Il consiglio di zona 1 a Milano ha deciso di chiedere al sindaco Sala di “limitare l’accesso al centro storico permettendo l’ingresso in Area C solo ai residenti o ai mezzi di distribuzione in determinate fasce orarie”. La motivazione di questa richiesta rientrerebbe in una serie di iniziative per limitare l’uso delle auto e in generale per una nuova mobilità green.
È chiaro, nel caso specifico, che una norma apparentemente neutra come sarebbe quella auspicata migliora la vita degli abitanti di zona 1 e peggiora quella di tutti gli altri. I primi possono entrare e uscire quando vogliono, si trovano in un quartiere più vivibile senza dover incorrere in alcun sacrificio; i secondi sono obbligati a scegliere i mezzi pubblici anche quando sconvenienti per ragioni economiche o scomodi per ragioni logistiche. Se non abitano vicini ai mezzi, poi, tanto peggio per loro.
Quanto accade a Milano presenta caratteristiche comuni ad altre vicende. L’obbligo di sostituzione di una macchina vecchia e inquinante si applica sia alla famiglia monoreddito che fa dieci chilometri la settimana per andare al supermercato, sia a quella che ogni weekend percorre centinaia di chilometri per andare nella seconda casa; sia a chi abita in un paese o in periferia e deve usare la macchina per andare al lavoro, sia a quelli che “abitano in centro” e hanno la metropolitana sotto casa. Nessuna considerazione né per i redditi né per il fatto, tanto semplice, che in alcuni casi la sostituzione di una macchina vecchia che fa pochissimi chilometri con una nuova è certamente più impattante per l’ambiente. Nessuna considerazione, ovviamente, per la qualità della vita di chi non ha i soldi per abitare nella grande città e tanto meno in zona 1.
Ma è esattamente ciò che vale per le norme sulla classe energetica delle case. Anche in questo caso nessuna considerazione per i costi di ristrutturazione: impossibili da affrontare per la classe media o per i meno abbienti, che tendenzialmente non abitano nei centri delle grandi città per ragioni economiche, e sostanzialmente trascurabili per gli abitanti di zona 1 o dei centri storici.
Di tutto questo si parla poco, perché non siamo ancora usciti dalla narrazione con cui è stato costruito il consenso per la transizione green: un impegno – apparentemente – a costo zero, o comunque con sacrifici minimali che in ogni caso non cambiano la qualità della vita; un po’ come l’elemosina in chiesa.
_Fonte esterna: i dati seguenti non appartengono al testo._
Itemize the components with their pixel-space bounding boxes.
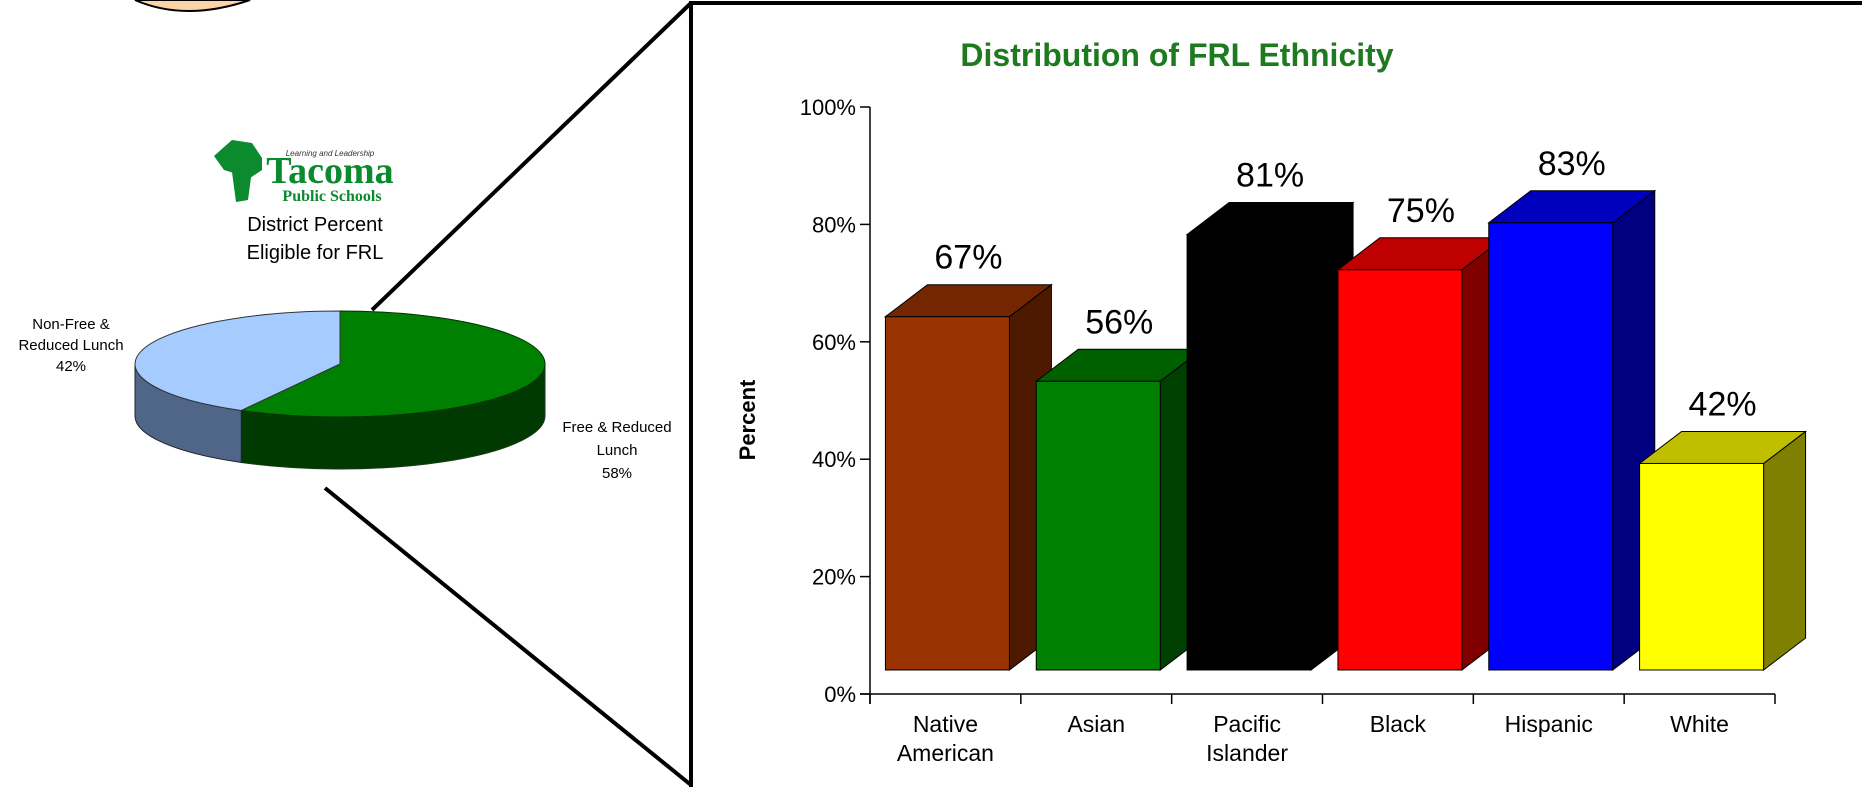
district-frl-pie bbox=[134, 310, 546, 470]
frl-ethnicity-bar-chart: 0% 20% 40% 60% 80% 100% 67% Native American 56% As… bbox=[800, 95, 1808, 766]
x-tick-label: Asian bbox=[1067, 711, 1125, 737]
bar-value-label: 42% bbox=[1689, 385, 1757, 423]
bar-front bbox=[1488, 222, 1614, 671]
pie-label-non-frl-line2: Reduced Lunch bbox=[18, 337, 123, 354]
chart-panel bbox=[689, 1, 1862, 787]
y-axis-label: Percent bbox=[735, 379, 760, 460]
y-tick-label: 0% bbox=[824, 682, 856, 707]
pie-label-non-frl-pct: 42% bbox=[56, 358, 86, 375]
bar bbox=[1185, 201, 1355, 672]
x-tick-label-line2: American bbox=[897, 740, 994, 766]
y-tick-label: 80% bbox=[812, 212, 856, 237]
pie-label-frl-line1: Free & Reduced bbox=[562, 419, 671, 436]
tacoma-logo: Learning and Leadership Tacoma Public Sc… bbox=[214, 140, 394, 205]
decorative-shape bbox=[134, 0, 251, 12]
bar-front bbox=[1337, 269, 1463, 671]
x-tick-label: White bbox=[1670, 711, 1729, 737]
chart-title: Distribution of FRL Ethnicity bbox=[960, 37, 1393, 73]
pie-caption-line2: Eligible for FRL bbox=[247, 242, 384, 264]
x-tick-label: Black bbox=[1370, 711, 1427, 737]
bar-value-label: 67% bbox=[934, 239, 1002, 277]
pie-label-frl-pct: 58% bbox=[602, 465, 632, 482]
x-tick-label: Native bbox=[913, 711, 978, 737]
bar bbox=[1336, 236, 1506, 672]
pie-slice-non-frl bbox=[134, 310, 341, 411]
logo-subtitle: Public Schools bbox=[282, 188, 381, 205]
logo-tagline: Learning and Leadership bbox=[286, 149, 375, 158]
bar-value-label: 81% bbox=[1236, 157, 1304, 195]
x-tick-label: Pacific bbox=[1213, 711, 1281, 737]
bar-front bbox=[1035, 380, 1161, 671]
pie-caption-line1: District Percent bbox=[247, 214, 383, 236]
pie-slice-frl bbox=[239, 310, 546, 418]
bar-value-label: 83% bbox=[1538, 145, 1606, 183]
bar-front bbox=[1186, 234, 1312, 671]
callout-line-top bbox=[370, 1, 693, 312]
bar bbox=[1638, 430, 1808, 672]
y-tick-label: 60% bbox=[812, 330, 856, 355]
y-tick-label: 100% bbox=[800, 95, 856, 120]
bar-side bbox=[1763, 430, 1807, 672]
bar-front bbox=[1639, 462, 1765, 671]
logo-mark-icon bbox=[214, 140, 262, 178]
bar bbox=[1487, 189, 1657, 672]
bar-front bbox=[884, 316, 1010, 671]
bar-value-label: 56% bbox=[1085, 303, 1153, 341]
bar-value-label: 75% bbox=[1387, 192, 1455, 230]
y-tick-label: 40% bbox=[812, 447, 856, 472]
logo-name: Tacoma bbox=[266, 150, 393, 192]
pie-label-non-frl-line1: Non-Free & bbox=[32, 316, 110, 333]
y-tick-label: 20% bbox=[812, 565, 856, 590]
x-tick-label-line2: Islander bbox=[1206, 740, 1288, 766]
logo-mark-stem-icon bbox=[232, 170, 252, 202]
callout-line-bottom bbox=[323, 486, 693, 787]
pie-label-frl-line2: Lunch bbox=[597, 442, 638, 459]
bar bbox=[883, 283, 1053, 672]
bar bbox=[1034, 348, 1204, 672]
x-tick-label: Hispanic bbox=[1505, 711, 1593, 737]
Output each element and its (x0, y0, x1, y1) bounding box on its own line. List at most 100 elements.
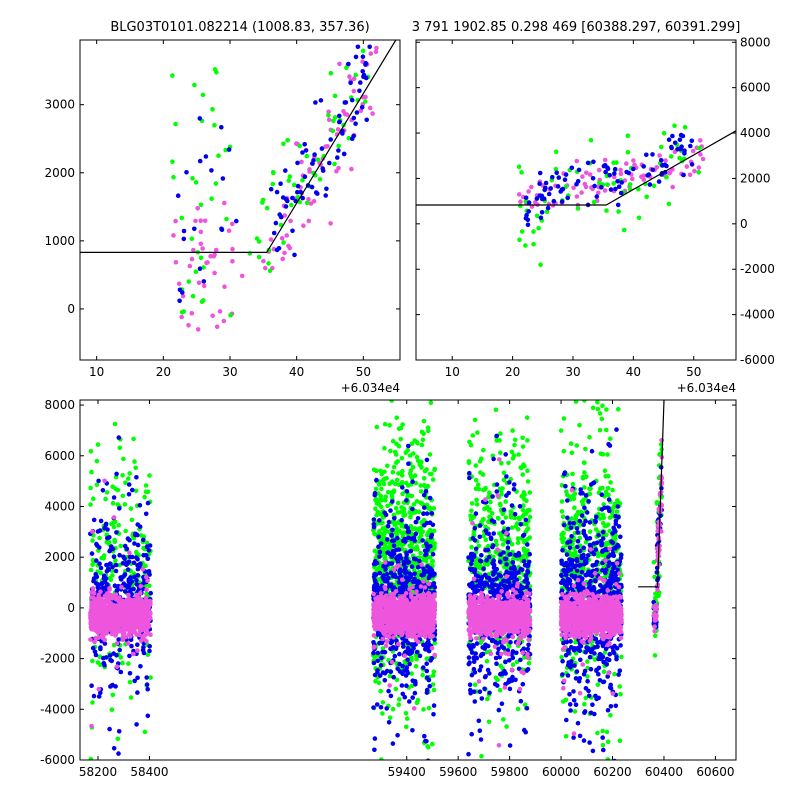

In realtà, più passa il tempo – e il caso di Milano lo dimostra in modo plateale – più si accumula l’evidenza che i costi, enormi, della transizione dividono le persone tra chi ha la macchina “full electric” e chi non ce l’ha, tra chi ha la casa in classe A+ e chi accantona per sempre il sogno di un immobile di proprietà, tra chi si gode la vita nel centro storico di una grande città e chi è fisicamente costretto a rimanerne fuori. I primi subiscono un drammatico peggioramento della propria qualità della vita, ai secondi rimangono i vantaggi. I mezzi pubblici, tra l’altro pagati dalle tasse di tutti, sono a servizio di una piccola parte, mentre le strade che migliorano per davvero la vita di tutti sono un tabù.
Mentre leggevamo delle ultime proposte uscite dal consiglio di zona 1 è stato inevitabile pensare al film In time (2011) diretto da Andrew Niccol. La pellicola immaginava uno scenario distopico con gli abitanti segregati, per ragioni economiche, in zone compartimentate: gli anelli periferici destinati a una popolazione costretta a vivere in un quadro post-apocalittico e quella degli anelli centrali in una sorta di utopia realizzata. Ma a che prezzo? Il film non ci aveva detto cosa avesse prodotto questo mondo distopico. Dodici anni dopo, invece, lo possiamo intravedere. Niente serve meglio i ricchi e peggio i poveri dell’attuare la “rivoluzione” green. Il fatto che essa sia sempre di più l’ideologia dei primi, lo conferma.